If the reaction is repeated using carbitol (diethylene glycol monoethyl ether) as solvent and heating is carried out either at 200 ° C for 20 minutes or at 50 ° C for 48 hours, the title compound is similarly obtained.

Proton NMR Spectrum (perdeuterated dimethylsulfoxide) showed ppp (delta): 3.9 (s, 8H, _CH2), 4.0 (s, 6H, CH? O), 4.9 (d, 2H, benzyl CH) 6.6 - 8.1 (multiplet, 10H, aromatic protons).

Example 3

2- [4- (2-Puroyl) piperazin-1-yl) -4-amino-6,7-dimethoxyquinazoline (Prazosln)
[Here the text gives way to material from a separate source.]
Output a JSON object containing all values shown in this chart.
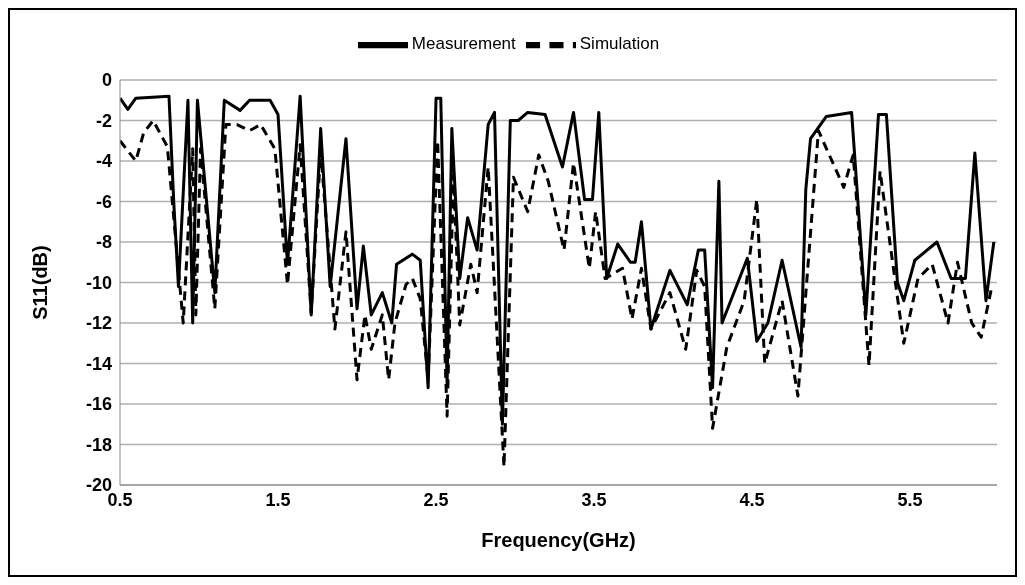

To a Paar flask was charged 1.0 g (2.1 mmol) of 2- [4- (2-furoyl) piperazin-1-yl-4-benzylamino-6,7-dimethoxyquinazoline and 15 ml of ethanol, water (ca. 5 ml) until turbidity and then 400 mg of palladium on carbon catalyst (50% wet). The resulting mixture was shaken in a Paar hydrogenation apparatus for 18 hours at 50 psi, filtered, and the filtrate was suspended in 50 mL of chloroform and filtered again. The filtrate was concentrated in vacuo to 10 ml, granulated for 15 minutes and filtered to give 450 mg (56%) of the title compound, mp 263-265 ° C, identified by thin layer chromatography on silica gel plates (ethyl acetate / diethylamine 95: 5). ) and comparing the infrared spectrum with that of an authentic prazosin sample.

Claims (6)

OBJECTS OF THE INVENTION 1. A process for the preparation of 2- (4-substituted piperazin-1-yl) -4-amino-6,7-dimethoxyquinazoline (I). CH3O. CH ₃ O 1 NH _and (I), 202Q70 wherein R 1 is hydrogen or methoxy and R 8 is C 3 -C 5 alkenyl, benzoyl, furoyl, thienylcarbonyl, C 2 -C 5 alkoxycarbonyl, C 4 -C 5 alkenyloxycarbonyl or C 4 -C 5 (2-hydroxyalkoxy) carbones or their hydrochlorides, or hydrobromides, characterized in that one mole of the first reactant of the formula II (II) wherein X is a chlorine or bromine atom, R 8 is hydrogen and R 6 is -CH 8 C 8 H 8 R 8, wherein R 8 is hydrogen, chlorine, bromine, methyl, methoxy or nitro, and R1 is as defined above, reacted with an equimolar amount of the second reactant of formula III HNN-R 6 (III), wherein R 8 is as defined above, in an inert organic solvent at a temperature of from 50 to 200 ° C to give an intermediate of formula IV (IV) wherein R ₁ , R 8, R 8 and R 8 are as defined above and this intermediate is further catalytically hydrolyzed. 2. A process according to claim 1, wherein the reaction between the compounds of formula IIa and the compound of formula III is carried out at a temperature of from 80 to 130 ° C. 3. Method according to claim 1 or 2, characterized in that the starting materials used are compounds of the above formulas IX and III where R ₁ is hydrogen and R g is 2-furoyl and R 8, and X are as defined above. 4. A process according to claim 1 or 2, wherein R @ ₁ is methoxy and R @ 8 is 2-methyl-2-hydroxy-1-propyloxycarbonyl and R @ 8 is a starting compound. and X are as defined above. 5. A method according to claim 1 or 2, characterized in that vinyl acetate copolymers with the compounds used as compounds of formulas II and III wherein R ₁ is methoxy and R ₂ is 2-methyl-2-propenyloxycarbonyl and R, R₁ and X are as defined above. 6. Process according to claims 1-5, characterized in that as starting compound a compound of formula II wherein X is Cl and R ₁ and R are as defined above.